Exploring a patient’s reasons for not following the plan of care is part of the clinician’s therapeutic relationship. Look at this as an opportunity for discussion with the patient and possibility to adapt the plan of care for successful implementation.

Failing Isn’t Personal

Our patients do not fail treatment; the treatment fails the patient. The burden is on the treatment, not the patient, and we shouldn’t leave patients feeling as though they are the cause of treatment failure.

We must be up front and transparent when a treatment approach is deemed palliative or curative. Those difficult conversations should be approached early in the patient-medical team relationship. 

The Centers for Medicare and Medicaid Services’ Oncology Care Model (https://www.cms.gov/newsroom/fact-sheets/oncology-care-model) encourages defining the goal of treatment to allow patients to make informed decisions.

Palliative Care Is Still Treatment

Expressing to a patient that the oncology team is now stopping all treatment and “just using palliative care” diminishes palliative care down to a last resort.
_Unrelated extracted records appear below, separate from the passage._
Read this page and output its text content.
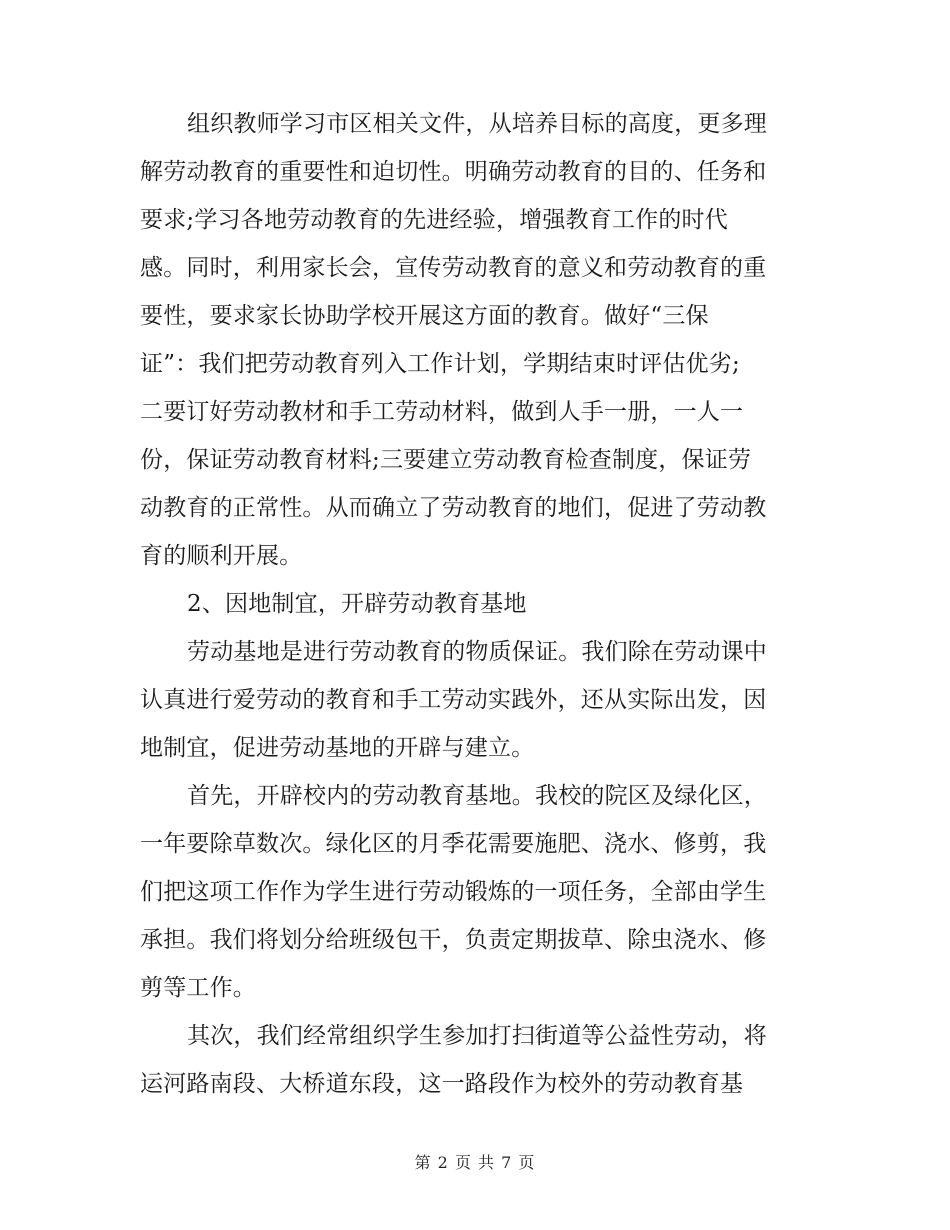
组织教师学习市区相关文件，从培养目标的高度，更多理
解劳动教育的重要性和迫切性。明确劳动教育的目的、任务和
要求;学习各地劳动教育的先进经验，增强教育工作的时代
感。同时，利用家长会，宣传劳动教育的意义和劳动教育的重
要性，要求家长协助学校开展这方面的教育。做好“三保
证”：我们把劳动教育列入工作计划，学期结束时评估优劣;
二要订好劳动教材和手工劳动材料，做到人手一册，一人一
份，保证劳动教育材料;三要建立劳动教育检查制度，保证劳
动教育的正常性。从而确立了劳动教育的地们，促进了劳动教
育的顺利开展。
2、因地制宜，开辟劳动教育基地
劳动基地是进行劳动教育的物质保证。我们除在劳动课中
认真进行爱劳动的教育和手工劳动实践外，还从实际出发，因
地制宜，促进劳动基地的开辟与建立。
首先，开辟校内的劳动教育基地。我校的院区及绿化区，
一年要除草数次。绿化区的月季花需要施肥、浇水、修剪，我
们把这项工作作为学生进行劳动锻炼的一项任务，全部由学生
承担。我们将划分给班级包干，负责定期拔草、除虫浇水、修
剪等工作。
其次，我们经常组织学生参加打扫街道等公益性劳动，将
运河路南段、大桥道东段，这一路段作为校外的劳动教育基
第 2 页 共 7 页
Patients with cancer become accustomed to hearing about treatment options, so approaching palliative care as another treatment option can help decrease any unnecessary anxiety. 

We can explain to patients that palliative care provides supportive treatment. This treatment approach can be used in collaboration with the oncology team’s plan of care.

When a patient is diagnosed with cancer, they turn to oncology professionals to help them understand what they are facing and what will happen next. Strong communication skills are critical to influencing satisfaction, adherence to plans of care, and overall clinical outcomes (https://cjon.ons.org/cjon/17/3/improving-oncology-nurses-communication-skills-difficult-conversations/html/full) for our patients. We can provide needed support by being conscious of our word choices and how they can affect a patient’s perception. Making sure our words place the burden on the disease and not the patient is a gift we can provide to both our patients and our oncology colleagues.